Tout en tenant compte de cette restriction, on peut constater que se rassemblait au sein et autour du DDP un nombre impressionnant d’intellectuels et de personnalités issues des milieux établis ou plutôt fonctionnarisés. On y retrouve, outre Friedrich Naumann, surtout Max Weber, Alfred Weber, Hugo Preuß, Friedrich Meinecke, Ernst Troeltsch, Carl Heinrich Becker, Willy Hellpach, Gertrud Bäumer et les grands journalistes Theodor Wolff, Georg Bernhard, Ernst Feder – pour n’en citer que quelques-uns. Et ce n’est pas par hasard que les grands journaux de l’époque – le Vossische Zeitung, le Berliner Tageblatt, le Frankfurter Zeitung – étaient des journaux libéraux, des journaux proches de l’aile gauche du libéralisme formée par le Bildungsbürgertum, la bourgeoisie cultivée.

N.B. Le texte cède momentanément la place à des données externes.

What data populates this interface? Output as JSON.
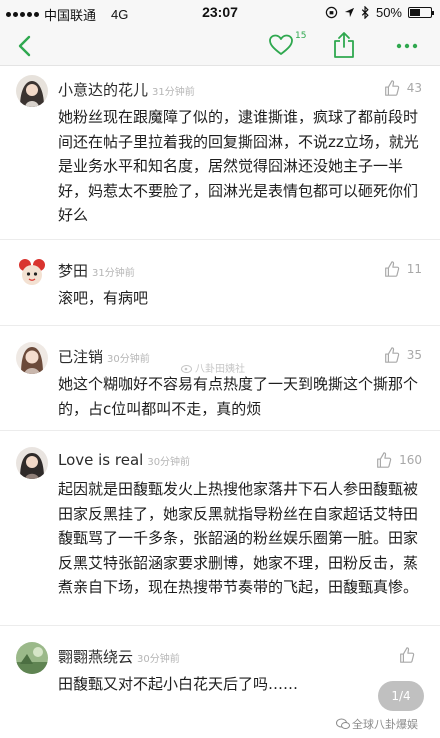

Il ne faut pas oublier que le DDP était le parti des membres des professions libérales et des savants dans la mesure où ils étaient démocrates. Certes, il y avait des leaders du DDP qui arrivaient à réunir en eux-mêmes l’esprit des intellectuels et la mentalité des économistes – le plus connu parmi eux était Walter Rathenau, le ministre des Affaires étrangères assassiné par des extrémistes de droite, qui était le fils d’Emil Rathenau, le fondateur de la société AEG, une grande entreprise de l’industrie électrique, et qui, pendant un certain temps, fut lui-même le patron de l’AEG. Il fut l’un des grands organisateurs de l’économie d’armement de l’Allemagne pendant la première guerre mondiale, et un homme empreint du pathos national – c’est parce qu’il était juif qu’il fut attaqué. Il constituait peut-être une exception en tant qu’écrivain qui réunissait en lui l’esprit intellectuel et le sens des affaires, mais, comme homme politique écrivant aussi des livres, il était, au sein du DDP, plutôt ordinaire. Les vrais écrivains, pourtant, ne le considéraient tout de même pas comme leur confrère, ce que montra plus tard la caricature mordante de Rathenau que rédigea un grand écrivain : il s’agit de L’homme sans qualités de Robert Musil.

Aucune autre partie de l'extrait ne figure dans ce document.